In life (I believe) that each and everyone of us needs to be accountable to someone… or perhaps to more than one person. I don’t believe that there is a single human being that, left to their own senses and devices, will always make proper decisions and see things completely clearly.
That is where an “accountability partner” can serve us. In order for someone to hold an other accountable there needs to be a close, personal relationship. One needs to be able to “read” the other, too have an ability to almost see into the future. You know what I mean. You look at your friend’s life and based on the time you’ve spent together you can see where their actions (or inaction’s) are leading. Is that where they need to be heading?! Is that journey going to ultimately harm them and/or their family? An accountability partner should be able to discern where and when that poor decision is being made and be able to honestly and forthrightly address it to you.
It has been my experience that it is rare for an individual to be willing to receive such accountability. Rarer yet is the individual who is willing to listen to an accountability partner, accept the evaluation and then take the necessary steps to implement the change(s). That, my dear readers, is the mark of a person of integrity and maturity.
Let’s face it folks. None of us are (or ever will be) perfect. Why wouldn’t we be willing to make the necessary changes? Why wouldn’t we be willing to look at our past poor decisions and learn from them? Why wouldn’t we be willing to say, “Wow, I sure screwed that up. I need someone to help me see those obstacles in the future!”
I think the simple answer is… PRIDE! Not many people are willing to admit to themselves that they need help. Even fewer people are willing to admit to another person that they need help. Here’s a NEWS FLASH. WE ALL NEED HELP!!

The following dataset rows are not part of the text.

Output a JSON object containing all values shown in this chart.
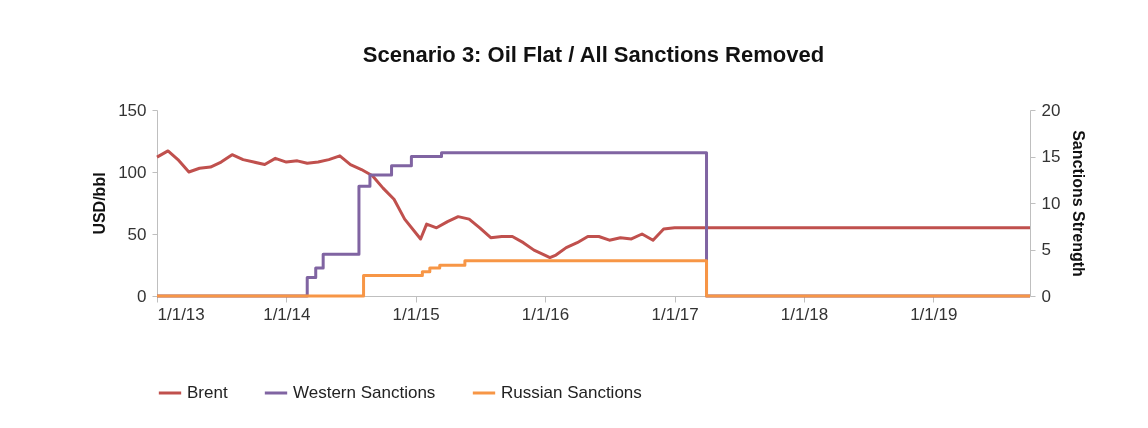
{
  "chart_data": {
    "type": "line",
    "title": "Scenario 3: Oil Flat / All Sanctions Removed",
    "ylabel": "USD/bbl",
    "y2label": "Sanctions Strength",
    "xlim": [
      "2013-01-01",
      "2019-10-01"
    ],
    "xticks": [
      {
        "value": "2013-01-01",
        "label": "1/1/13"
      },
      {
        "value": "2014-01-01",
        "label": "1/1/14"
      },
      {
        "value": "2015-01-01",
        "label": "1/1/15"
      },
      {
        "value": "2016-01-01",
        "label": "1/1/16"
      },
      {
        "value": "2017-01-01",
        "label": "1/1/17"
      },
      {
        "value": "2018-01-01",
        "label": "1/1/18"
      },
      {
        "value": "2019-01-01",
        "label": "1/1/19"
      }
    ],
    "ylim": [
      0,
      150
    ],
    "yticks": [
      0,
      50,
      100,
      150
    ],
    "y2lim": [
      0,
      20
    ],
    "y2ticks": [
      0,
      5,
      10,
      15,
      20
    ],
    "grid": false,
    "legend": "bottom",
    "line_style": "solid",
    "marker": "none",
    "series": [
      {
        "name": "Brent",
        "color": "#c0504d",
        "x": [
          "2013-01-01",
          "2013-02-01",
          "2013-03-01",
          "2013-04-01",
          "2013-05-01",
          "2013-06-01",
          "2013-07-01",
          "2013-08-01",
          "2013-09-01",
          "2013-10-01",
          "2013-11-01",
          "2013-12-01",
          "2014-01-01",
          "2014-02-01",
          "2014-03-01",
          "2014-04-01",
          "2014-05-01",
          "2014-06-01",
          "2014-07-01",
          "2014-08-01",
          "2014-09-01",
          "2014-10-01",
          "2014-11-01",
          "2014-12-01",
          "2015-01-15",
          "2015-02-01",
          "2015-03-01",
          "2015-04-01",
          "2015-05-01",
          "2015-06-01",
          "2015-07-01",
          "2015-08-01",
          "2015-09-01",
          "2015-10-01",
          "2015-11-01",
          "2015-12-01",
          "2016-01-15",
          "2016-02-01",
          "2016-03-01",
          "2016-04-01",
          "2016-05-01",
          "2016-06-01",
          "2016-07-01",
          "2016-08-01",
          "2016-09-01",
          "2016-10-01",
          "2016-11-01",
          "2016-12-01",
          "2017-01-01",
          "2019-10-01"
        ],
        "values": [
          112,
          117,
          110,
          100,
          103,
          104,
          108,
          114,
          110,
          108,
          106,
          111,
          108,
          109,
          107,
          108,
          110,
          113,
          106,
          102,
          97,
          87,
          78,
          62,
          46,
          58,
          55,
          60,
          64,
          62,
          55,
          47,
          48,
          48,
          43,
          37,
          31,
          33,
          39,
          43,
          48,
          48,
          45,
          47,
          46,
          50,
          45,
          54,
          55,
          55
        ]
      },
      {
        "name": "Western Sanctions",
        "color": "#8064a2",
        "type": "step",
        "axis": "y2",
        "x": [
          "2013-01-01",
          "2014-02-20",
          "2014-03-01",
          "2014-03-25",
          "2014-04-15",
          "2014-07-25",
          "2014-08-25",
          "2014-10-25",
          "2014-12-20",
          "2015-03-15",
          "2017-04-01",
          "2019-10-01"
        ],
        "values": [
          0,
          0,
          2,
          3,
          4.5,
          11.8,
          13,
          14,
          15,
          15.4,
          0,
          0
        ]
      },
      {
        "name": "Russian Sanctions",
        "color": "#f79646",
        "type": "step",
        "axis": "y2",
        "x": [
          "2013-01-01",
          "2014-08-07",
          "2015-01-20",
          "2015-02-10",
          "2015-03-10",
          "2015-05-20",
          "2017-04-01",
          "2019-10-01"
        ],
        "values": [
          0,
          2.2,
          2.6,
          3.0,
          3.3,
          3.8,
          0,
          0
        ]
      }
    ]
  }
}
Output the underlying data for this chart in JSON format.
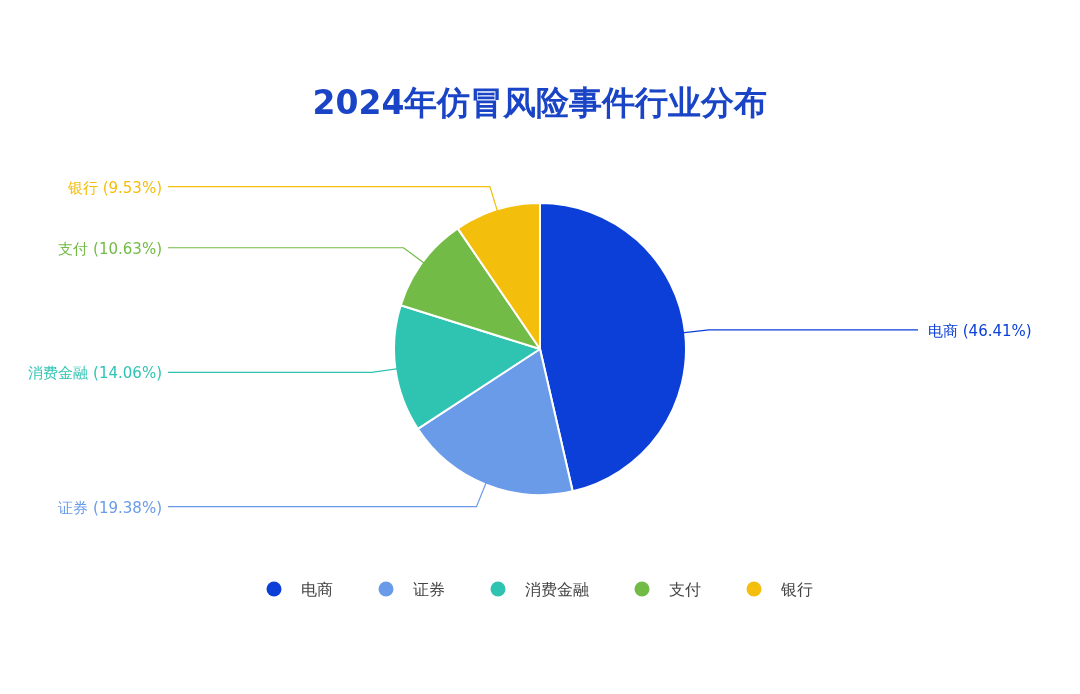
{
  "chart_data": {
    "type": "pie",
    "title": "2024年仿冒风险事件行业分布",
    "categories": [
      "电商",
      "证券",
      "消费金融",
      "支付",
      "银行"
    ],
    "values": [
      46.41,
      19.38,
      14.06,
      10.63,
      9.53
    ],
    "value_labels": [
      "(46.41%)",
      "(19.38%)",
      "(14.06%)",
      "(10.63%)",
      "(9.53%)"
    ],
    "colors": [
      "#0b3fd8",
      "#6a9be9",
      "#2fc4b2",
      "#72bb46",
      "#f4be0c"
    ],
    "legend": "bottom"
  }
}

Okay now stop that right now! Stop thinking about that person you are thinking of. Sure, maybe they do need help but so do you (and me too of course)!
If you don’t have an accountability partner consider talking to a friend about the matter. However, being an accountability partner does not necessarily give you authority to hound the person. You need to be able to talk about the (serious) things you see and too be able to offer suggestions on another approach. Share your life with someone you respect and grow!
So here are a few questions.
1. Are YOU willing to receive criticism?
2. Will YOU act on the information when you get it?
3. Are YOU willing to risk a friendship to tell your friend they are heading for a train wreck?
4. Are YOU willing to do what is necessary to become a better all round person?
5. Do YOU want to be the same person you are NEXT December?
I ran across these quotes in a computer program I have and feel they are pertinent.
* A person may cause evil to others not only by his actions but by his inaction, and in either case he is justly accountable to them for the injury.
John Stuart Mill (1806–1873)
* Life is like a cash register in that every account, every thought, every deed, like every sale, is registered and recorded.
Archbishop Fulton J. Sheen (1895–1979)
* My Spirit searches the deep things of the heart. I not only taste the fruit, I test the soundness of the tree. I do not look at the leaves, but examine the roots. I behold not the shape of the tree, but test the heart.
Frances J. Roberts
* The sins ye do by two and two, ye must pay for, one by one.
Rudyard Kipling (1865–1936)
* What difference does it make to you what someone else becomes, or says, or does? You do not need to answer for others, only for yourself.